The inquiry comes amidst growing recognition of the vast system of forced labour, affecting factories and farms across the region and China, where the Chinese government has rounded up roughly 1-1.8 million Uyghurs and other Turkic and Muslim people into internment camps. It is the largest internment on the basis of ethnic and religious identity since World War II. Abuses include sterilisation, forced labour, family separation, mass arbitrary detention, and imprisonment.

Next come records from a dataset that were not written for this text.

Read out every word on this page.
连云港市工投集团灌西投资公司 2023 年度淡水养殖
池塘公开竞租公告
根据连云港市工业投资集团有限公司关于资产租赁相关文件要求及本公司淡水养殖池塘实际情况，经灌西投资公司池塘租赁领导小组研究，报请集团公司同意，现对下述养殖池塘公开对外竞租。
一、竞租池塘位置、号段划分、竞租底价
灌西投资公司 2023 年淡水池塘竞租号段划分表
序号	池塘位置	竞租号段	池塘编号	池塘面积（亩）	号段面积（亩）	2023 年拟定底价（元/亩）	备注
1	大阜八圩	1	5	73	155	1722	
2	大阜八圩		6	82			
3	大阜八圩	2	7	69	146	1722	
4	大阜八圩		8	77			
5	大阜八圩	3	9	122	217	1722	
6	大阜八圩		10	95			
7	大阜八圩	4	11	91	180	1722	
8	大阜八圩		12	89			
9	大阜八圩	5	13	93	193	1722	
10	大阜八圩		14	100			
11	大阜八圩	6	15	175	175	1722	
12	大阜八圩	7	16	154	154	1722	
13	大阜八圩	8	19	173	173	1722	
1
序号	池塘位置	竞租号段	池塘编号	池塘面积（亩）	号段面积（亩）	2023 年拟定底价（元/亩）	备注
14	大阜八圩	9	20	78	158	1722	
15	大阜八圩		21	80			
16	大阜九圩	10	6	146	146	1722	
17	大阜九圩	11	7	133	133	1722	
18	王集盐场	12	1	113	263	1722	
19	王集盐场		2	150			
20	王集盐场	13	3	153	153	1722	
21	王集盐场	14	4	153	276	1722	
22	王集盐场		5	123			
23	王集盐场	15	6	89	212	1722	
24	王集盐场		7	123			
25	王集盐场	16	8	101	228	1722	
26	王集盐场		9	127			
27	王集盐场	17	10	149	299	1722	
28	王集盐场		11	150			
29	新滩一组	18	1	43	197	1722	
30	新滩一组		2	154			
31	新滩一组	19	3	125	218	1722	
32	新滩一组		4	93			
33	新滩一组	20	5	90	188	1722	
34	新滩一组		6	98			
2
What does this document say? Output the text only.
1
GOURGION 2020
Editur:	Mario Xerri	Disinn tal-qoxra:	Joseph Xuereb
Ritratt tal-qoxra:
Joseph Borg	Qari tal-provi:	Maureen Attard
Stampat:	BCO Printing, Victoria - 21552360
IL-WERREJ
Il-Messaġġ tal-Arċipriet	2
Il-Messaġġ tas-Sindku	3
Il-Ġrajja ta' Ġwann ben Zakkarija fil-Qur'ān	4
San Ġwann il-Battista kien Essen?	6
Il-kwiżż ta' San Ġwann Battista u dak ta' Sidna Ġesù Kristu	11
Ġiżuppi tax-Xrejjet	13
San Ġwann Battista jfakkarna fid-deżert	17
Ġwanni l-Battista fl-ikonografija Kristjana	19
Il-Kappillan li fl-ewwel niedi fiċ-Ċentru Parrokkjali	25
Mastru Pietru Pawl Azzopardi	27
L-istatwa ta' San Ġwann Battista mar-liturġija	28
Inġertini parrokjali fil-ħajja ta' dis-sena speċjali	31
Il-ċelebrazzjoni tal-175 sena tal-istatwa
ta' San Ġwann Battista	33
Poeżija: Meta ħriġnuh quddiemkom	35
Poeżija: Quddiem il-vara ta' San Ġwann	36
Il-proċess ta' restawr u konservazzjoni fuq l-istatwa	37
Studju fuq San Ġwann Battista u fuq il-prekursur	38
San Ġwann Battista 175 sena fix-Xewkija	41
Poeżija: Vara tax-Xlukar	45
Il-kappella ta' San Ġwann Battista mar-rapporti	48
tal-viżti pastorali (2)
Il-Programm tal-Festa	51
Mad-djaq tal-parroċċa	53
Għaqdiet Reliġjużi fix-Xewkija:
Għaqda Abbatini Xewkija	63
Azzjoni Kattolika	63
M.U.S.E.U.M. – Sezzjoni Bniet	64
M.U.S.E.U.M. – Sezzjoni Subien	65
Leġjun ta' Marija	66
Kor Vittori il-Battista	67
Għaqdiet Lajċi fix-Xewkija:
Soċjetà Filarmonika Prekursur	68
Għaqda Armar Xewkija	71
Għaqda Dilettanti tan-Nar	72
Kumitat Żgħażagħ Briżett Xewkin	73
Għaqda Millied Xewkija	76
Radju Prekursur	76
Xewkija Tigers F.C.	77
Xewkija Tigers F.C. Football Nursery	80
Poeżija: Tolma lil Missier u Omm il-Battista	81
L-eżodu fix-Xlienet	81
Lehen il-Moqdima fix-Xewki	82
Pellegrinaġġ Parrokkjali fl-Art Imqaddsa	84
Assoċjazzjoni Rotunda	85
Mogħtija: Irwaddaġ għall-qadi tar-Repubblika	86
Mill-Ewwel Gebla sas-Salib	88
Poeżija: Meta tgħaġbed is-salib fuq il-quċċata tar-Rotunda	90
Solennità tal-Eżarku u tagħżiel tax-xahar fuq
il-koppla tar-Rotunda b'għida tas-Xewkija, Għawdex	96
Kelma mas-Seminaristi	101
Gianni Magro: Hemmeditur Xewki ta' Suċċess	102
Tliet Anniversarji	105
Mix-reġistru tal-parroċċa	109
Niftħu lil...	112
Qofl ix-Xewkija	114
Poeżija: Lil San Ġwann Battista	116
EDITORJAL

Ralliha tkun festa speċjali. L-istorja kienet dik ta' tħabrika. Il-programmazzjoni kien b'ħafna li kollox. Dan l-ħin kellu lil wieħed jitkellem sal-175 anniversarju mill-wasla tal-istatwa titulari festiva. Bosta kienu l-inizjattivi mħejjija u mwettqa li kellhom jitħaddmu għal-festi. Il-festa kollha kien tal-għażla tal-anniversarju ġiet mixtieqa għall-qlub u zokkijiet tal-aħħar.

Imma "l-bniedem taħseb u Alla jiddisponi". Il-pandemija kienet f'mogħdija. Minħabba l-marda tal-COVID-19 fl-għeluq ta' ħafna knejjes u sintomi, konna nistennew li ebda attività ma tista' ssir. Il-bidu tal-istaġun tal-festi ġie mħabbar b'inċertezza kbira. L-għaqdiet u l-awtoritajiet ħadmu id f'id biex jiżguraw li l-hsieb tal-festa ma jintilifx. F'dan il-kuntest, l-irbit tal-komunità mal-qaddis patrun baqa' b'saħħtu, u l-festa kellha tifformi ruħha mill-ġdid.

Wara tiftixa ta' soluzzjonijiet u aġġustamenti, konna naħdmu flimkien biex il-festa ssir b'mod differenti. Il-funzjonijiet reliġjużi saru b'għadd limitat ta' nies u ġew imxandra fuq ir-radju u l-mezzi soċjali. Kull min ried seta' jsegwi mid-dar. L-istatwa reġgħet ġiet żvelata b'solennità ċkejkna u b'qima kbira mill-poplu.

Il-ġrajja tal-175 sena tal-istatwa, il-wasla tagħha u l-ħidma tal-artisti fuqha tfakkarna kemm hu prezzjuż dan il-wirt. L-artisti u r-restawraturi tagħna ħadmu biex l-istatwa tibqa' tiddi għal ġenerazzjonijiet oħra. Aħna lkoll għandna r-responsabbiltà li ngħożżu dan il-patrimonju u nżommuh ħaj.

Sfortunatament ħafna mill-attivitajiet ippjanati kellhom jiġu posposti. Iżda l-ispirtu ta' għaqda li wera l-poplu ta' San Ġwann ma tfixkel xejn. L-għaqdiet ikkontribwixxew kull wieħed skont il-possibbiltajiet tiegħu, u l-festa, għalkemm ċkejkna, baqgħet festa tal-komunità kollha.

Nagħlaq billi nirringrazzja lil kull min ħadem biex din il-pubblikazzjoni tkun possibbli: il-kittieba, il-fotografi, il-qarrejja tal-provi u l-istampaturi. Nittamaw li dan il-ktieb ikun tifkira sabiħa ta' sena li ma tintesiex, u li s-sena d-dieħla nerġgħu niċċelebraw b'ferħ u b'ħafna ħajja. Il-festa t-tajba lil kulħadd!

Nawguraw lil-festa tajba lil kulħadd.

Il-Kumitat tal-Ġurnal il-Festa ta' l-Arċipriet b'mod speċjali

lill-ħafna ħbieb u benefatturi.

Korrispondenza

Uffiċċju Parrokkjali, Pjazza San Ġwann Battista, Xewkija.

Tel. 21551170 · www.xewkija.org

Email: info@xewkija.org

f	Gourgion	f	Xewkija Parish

Members and endorsers of the 300+ coalition to End Forced Uyghur Labor, including Anti-Slavery International, CORE Coalition, Labour behind the Label, Rene Cassin, Trade Union Congress and World Uyghur Congress, submitted testimony in advance. The signatories to the submission have urged the UK Government to take urgent action to ensure that businesses operating in the UK are not benefitting from the abuses of the Uyghurs. The UK government must act upon the submission by Global Legal Action Network and World Uyghur Congress in April 2020 to Her Majesty’s Revenue and Customs (HMRC), requesting the suspension of the import of products produced in part or in whole in the Uyghur Region through the Foreign Prison-Made Goods Act 1897. Further, the signatories have called for the UK Government to urgently introduce legislation which compels UK businesses to prevent human rights abuses in their supply chains, holding them liable if they fail to do so.
Read the testimony here.
In September, US and UK-based human rights, labour and investor organisations filed a formal petition with U.S. Customs and Border Patrol (CBP), urging it to issue a regional withhold release order (WRO) on all cotton-made goods linked to the Xinjiang region of China based on evidence of widespread forced labour. Shortly thereafter the Wall Street Journal revealed that five auditing companies have essentially blacklisted the Uyghur Region due to government restrictions and the climate of terror, which prevents workers from speaking freely to auditors without risking retaliation. This means that companies can no longer point to auditing reports to justify sourcing from the Uyghur Region.